The operating schedules of five research reactors have caused a certain amount of alarm in the nuclear medicine community, while a production factory in Belgium is closed after an incident. It was about nine months ago that a problem at Canada's main production reactor led to the cancellation of thousands of procedures.
Five key reactors in Belgium, Canada, France, South Africa and the Netherlands, which between them provide about 85% of the world's cobalt-60 supply and virtually all of the technetium-99m and molybdenum-99, are involved. All of them are scheduled for maintenance and refuelling stops within weeks. In addition, an isotope production factory in Belgium has been shut down after an emission of on of its products, iodine-131.
The High Flux Reactor (HFR) at Petten in the Netherlands is currently in an extended maintenance outage. A spokesman for the unit's operator, NRG, said an anomaly was spotted during the inspection at the end of August's operational run, and operation in September was cancelled for checks to take place. NRG said it would know more about when HFR could restart in the middle of next week.

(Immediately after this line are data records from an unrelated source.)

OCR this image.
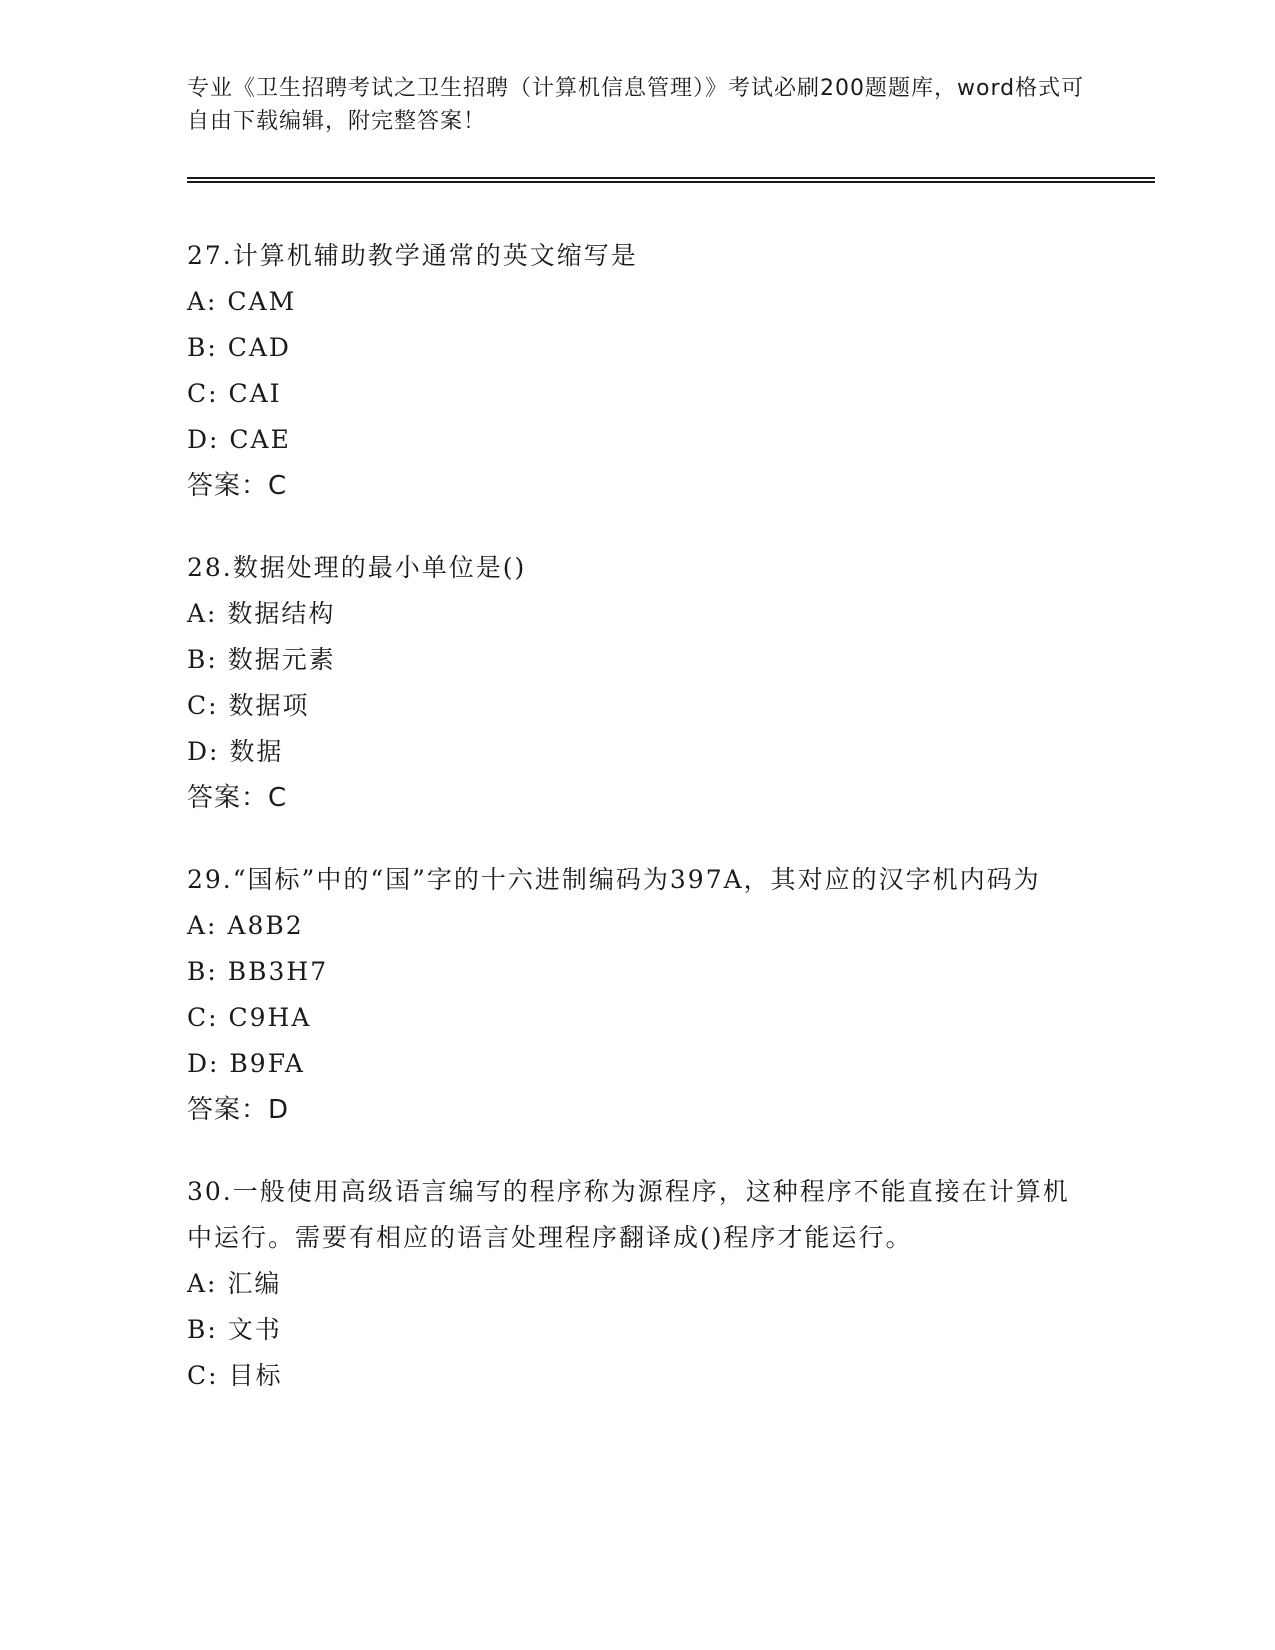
专业《卫生招聘考试之卫生招聘（计算机信息管理）》考试必刷200题题库，word格式可自由下载编辑，附完整答案！
27.计算机辅助教学通常的英文缩写是
A: CAM
B: CAD
C: CAI
D: CAE
答案：C
28.数据处理的最小单位是()
A: 数据结构
B: 数据元素
C: 数据项
D: 数据
答案：C
29.“国标”中的“国”字的十六进制编码为397A，其对应的汉字机内码为
A: A8B2
B: BB3H7
C: C9HA
D: B9FA
答案：D
30.一般使用高级语言编写的程序称为源程序，这种程序不能直接在计算机中运行。需要有相应的语言处理程序翻译成()程序才能运行。
A: 汇编
B: 文书
C: 目标
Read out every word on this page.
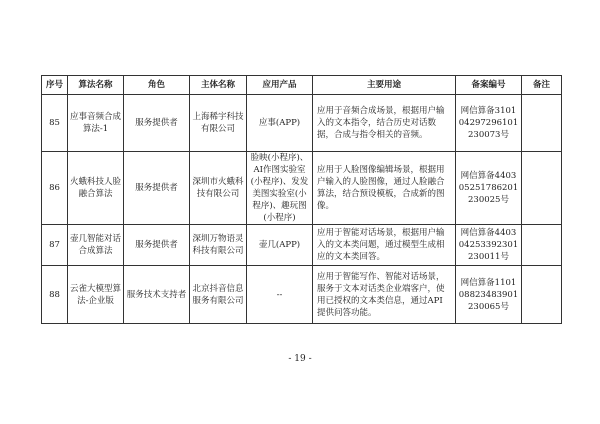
序号	算法名称	角色	主体名称	应用产品	主要用途	备案编号	备注
85	应事音频合成算法-1	服务提供者	上海稀宇科技有限公司	应事(APP)	应用于音频合成场景，根据用户输入的文本指令，结合历史对话数据，合成与指令相关的音频。	网信算备310104297296101230073号	
86	火蛾科技人脸融合算法	服务提供者	深圳市火蛾科技有限公司	脸映(小程序)、AI作图实验室(小程序)、发发美图实验室(小程序)、趣玩图(小程序)	应用于人脸图像编辑场景，根据用户输入的人脸图像，通过人脸融合算法，结合预设模板，合成新的图像。	网信算备440305251786201230025号	
87	壶几智能对话合成算法	服务提供者	深圳万物语灵科技有限公司	壶几(APP)	应用于智能对话场景，根据用户输入的文本类问题，通过模型生成相应的文本类回答。	网信算备440304253392301230011号	
88	云雀大模型算法-企业版	服务技术支持者	北京抖音信息服务有限公司	--	应用于智能写作、智能对话场景，服务于文本对话类企业端客户，使用已授权的文本类信息，通过API提供问答功能。	网信算备110108823483901230065号	
- 19 -
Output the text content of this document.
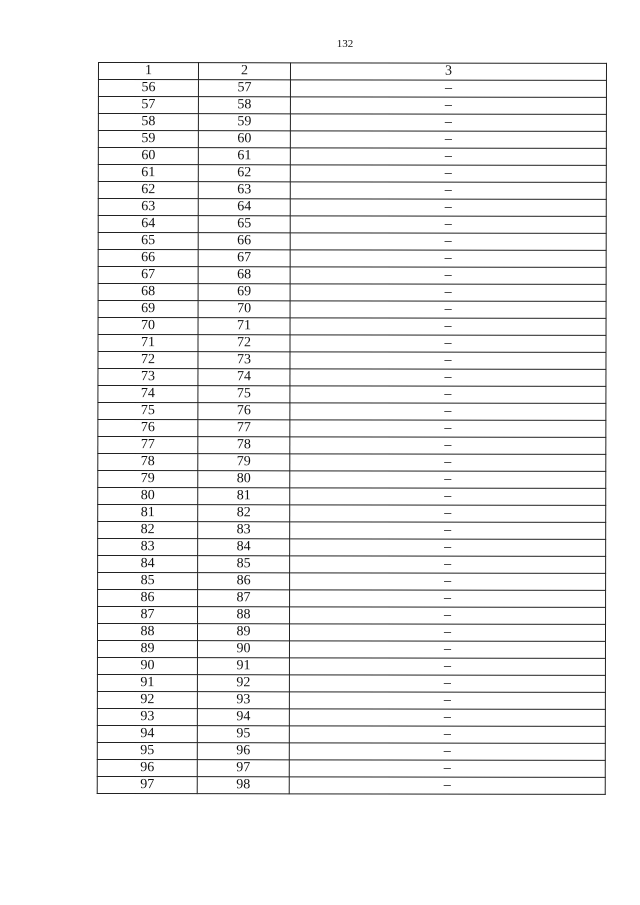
132
1	2	3
56	57	–
57	58	–
58	59	–
59	60	–
60	61	–
61	62	–
62	63	–
63	64	–
64	65	–
65	66	–
66	67	–
67	68	–
68	69	–
69	70	–
70	71	–
71	72	–
72	73	–
73	74	–
74	75	–
75	76	–
76	77	–
77	78	–
78	79	–
79	80	–
80	81	–
81	82	–
82	83	–
83	84	–
84	85	–
85	86	–
86	87	–
87	88	–
88	89	–
89	90	–
90	91	–
91	92	–
92	93	–
93	94	–
94	95	–
95	96	–
96	97	–
97	98	–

In Canada, health officials have been liaising closely with NRG and isotope suppliers because that country's main source of medical isotopes is also offline for maintenance until 29 August. Chalk River's National Research Universal (NRU) reactor was at the centre of a crisis last year when it was ordered to close for safety upgrades. This lead to a dire shortage of isotopes, which only have a shelf life of a few days.
Since that crisis, information sharing between reactor operators, isotope suppliers, the government and medical establishments was stepped up in Canada with a 'new protocol'. In a statement, health minister Tony Clement said the health and safety of Canadians was his top priority.
While the BR-2 reactor at the Belgian Nuclear Research Centre is shut down for refuelling, as is the Osiris unit in France, South Africa's Safari-1 unit has modified its operating schedule. Operator Necsa said that today Safari-1 is operating at its maximum 20 MW capacity, but it will be shut down for maintenance on 30 August. The shutdown has been put back by 12 hours, as has its restart on 4 September, to help manage tightness in isotope supply.